To me level 4 sounds like it should be able to handle 95% of driving tasks, level 5 get's you the last 5%.
 

Creathir

Well-Known Member
It seems to be a very fine line between the two.

Level 4:

"SAE describes this as having "driving mode-specific performance by an automated driving system of all aspects of the dynamic driving task, even if a human driver does not respond appropriately to a request to intervene". Put more simply, if something goes wrong, the car can handle it itself."

To me a level 4 should be able to handle point to point in a known environment like Disney World. I recently ran into what I think is a good example of the sort of thing level 4 could not handle. I went to an event and when I came down the entrance road a person directed me off the road into a field where had to watch for signals from a couple other people to direct me where to park. This is a condition that would require level 5.
The key difference is a level 4 has controls for a human to take over if the need arises.

Level 5 does not.

Something transporting guests would need to be level 5.
 

danlb_2000

Premium Member
Original Poster
The key difference is a level 4 has controls for a human to take over if the need arises.

Level 5 does not.

Something transporting guests would need to be level 5.

Doesn't really make a difference weather is has controls or not.

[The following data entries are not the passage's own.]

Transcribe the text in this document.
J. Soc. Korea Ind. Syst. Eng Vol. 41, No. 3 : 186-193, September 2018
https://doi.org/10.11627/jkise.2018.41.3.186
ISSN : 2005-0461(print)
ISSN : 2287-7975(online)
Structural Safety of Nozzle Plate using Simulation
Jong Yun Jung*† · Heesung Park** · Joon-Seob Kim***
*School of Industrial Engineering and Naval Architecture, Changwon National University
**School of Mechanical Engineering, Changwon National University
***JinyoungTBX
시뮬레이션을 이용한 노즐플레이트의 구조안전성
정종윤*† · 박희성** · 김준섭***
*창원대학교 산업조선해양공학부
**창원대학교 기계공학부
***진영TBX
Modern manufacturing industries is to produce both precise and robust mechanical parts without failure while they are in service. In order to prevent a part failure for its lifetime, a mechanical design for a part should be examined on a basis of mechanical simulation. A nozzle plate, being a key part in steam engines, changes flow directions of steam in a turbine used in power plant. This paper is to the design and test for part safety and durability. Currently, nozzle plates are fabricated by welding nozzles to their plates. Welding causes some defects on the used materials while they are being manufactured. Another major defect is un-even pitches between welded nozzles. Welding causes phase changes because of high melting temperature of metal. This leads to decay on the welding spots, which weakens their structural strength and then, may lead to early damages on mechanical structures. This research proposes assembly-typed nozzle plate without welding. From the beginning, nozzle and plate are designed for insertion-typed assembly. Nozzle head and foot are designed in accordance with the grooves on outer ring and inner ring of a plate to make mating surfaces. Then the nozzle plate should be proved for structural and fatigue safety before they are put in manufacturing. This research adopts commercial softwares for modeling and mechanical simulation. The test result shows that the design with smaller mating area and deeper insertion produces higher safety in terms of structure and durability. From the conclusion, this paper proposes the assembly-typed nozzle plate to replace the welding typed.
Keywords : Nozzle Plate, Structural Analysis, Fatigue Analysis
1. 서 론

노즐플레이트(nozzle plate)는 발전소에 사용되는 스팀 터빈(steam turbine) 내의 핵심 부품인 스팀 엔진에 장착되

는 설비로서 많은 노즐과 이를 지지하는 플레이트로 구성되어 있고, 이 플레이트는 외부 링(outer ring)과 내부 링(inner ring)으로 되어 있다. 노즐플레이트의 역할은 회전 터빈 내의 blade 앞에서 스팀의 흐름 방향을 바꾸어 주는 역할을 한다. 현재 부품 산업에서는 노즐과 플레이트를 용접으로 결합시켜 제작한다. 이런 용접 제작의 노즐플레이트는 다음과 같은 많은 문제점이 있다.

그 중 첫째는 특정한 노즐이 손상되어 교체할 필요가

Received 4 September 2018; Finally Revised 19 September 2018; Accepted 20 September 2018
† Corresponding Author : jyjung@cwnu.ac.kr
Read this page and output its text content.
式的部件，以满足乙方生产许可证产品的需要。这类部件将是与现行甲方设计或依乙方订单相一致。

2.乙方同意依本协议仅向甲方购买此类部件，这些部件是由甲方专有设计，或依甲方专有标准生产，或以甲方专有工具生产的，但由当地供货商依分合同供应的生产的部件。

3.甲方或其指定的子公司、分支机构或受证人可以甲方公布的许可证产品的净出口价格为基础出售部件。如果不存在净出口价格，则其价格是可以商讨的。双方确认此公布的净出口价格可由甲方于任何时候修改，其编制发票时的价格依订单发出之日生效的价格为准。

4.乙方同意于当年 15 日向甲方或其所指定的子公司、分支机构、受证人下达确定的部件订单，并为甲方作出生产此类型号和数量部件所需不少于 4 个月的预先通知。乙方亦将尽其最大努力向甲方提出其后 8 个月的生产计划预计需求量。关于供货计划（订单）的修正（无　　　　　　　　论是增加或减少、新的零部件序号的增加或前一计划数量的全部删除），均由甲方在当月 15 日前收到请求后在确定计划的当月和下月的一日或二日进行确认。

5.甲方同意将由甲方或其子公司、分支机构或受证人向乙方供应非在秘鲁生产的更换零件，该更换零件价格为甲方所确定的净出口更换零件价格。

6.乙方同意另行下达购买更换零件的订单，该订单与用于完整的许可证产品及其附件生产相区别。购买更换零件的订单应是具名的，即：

In the Disney scenario, under normal operation the controls are not be needed, but would not be accessible to the guest. They would only be needed in the unlikely event that something goes wrong and a CM has to be sent out to manually bring the vehicle back in. Again, WDW is a controlled enough environment that level 4 should be enough.
 

flynnibus

Premium Member
The key difference is a level 4 has controls for a human to take over if the need arises.

Level 5 does not.

Something transporting guests would need to be level 5.

Having a low level cm in the car even if driving isn't their main task would be desirable. One they can act as the valet loading and unloading the car. Two they can manage the user inputs and changes more effectively. Three, they could intervene/assist in the case of an anomaly that would require the vehicle to goto some failsafe condition.

This way you angst all the efficiencies that the automation offers without having to design the 100% idiot proof cars.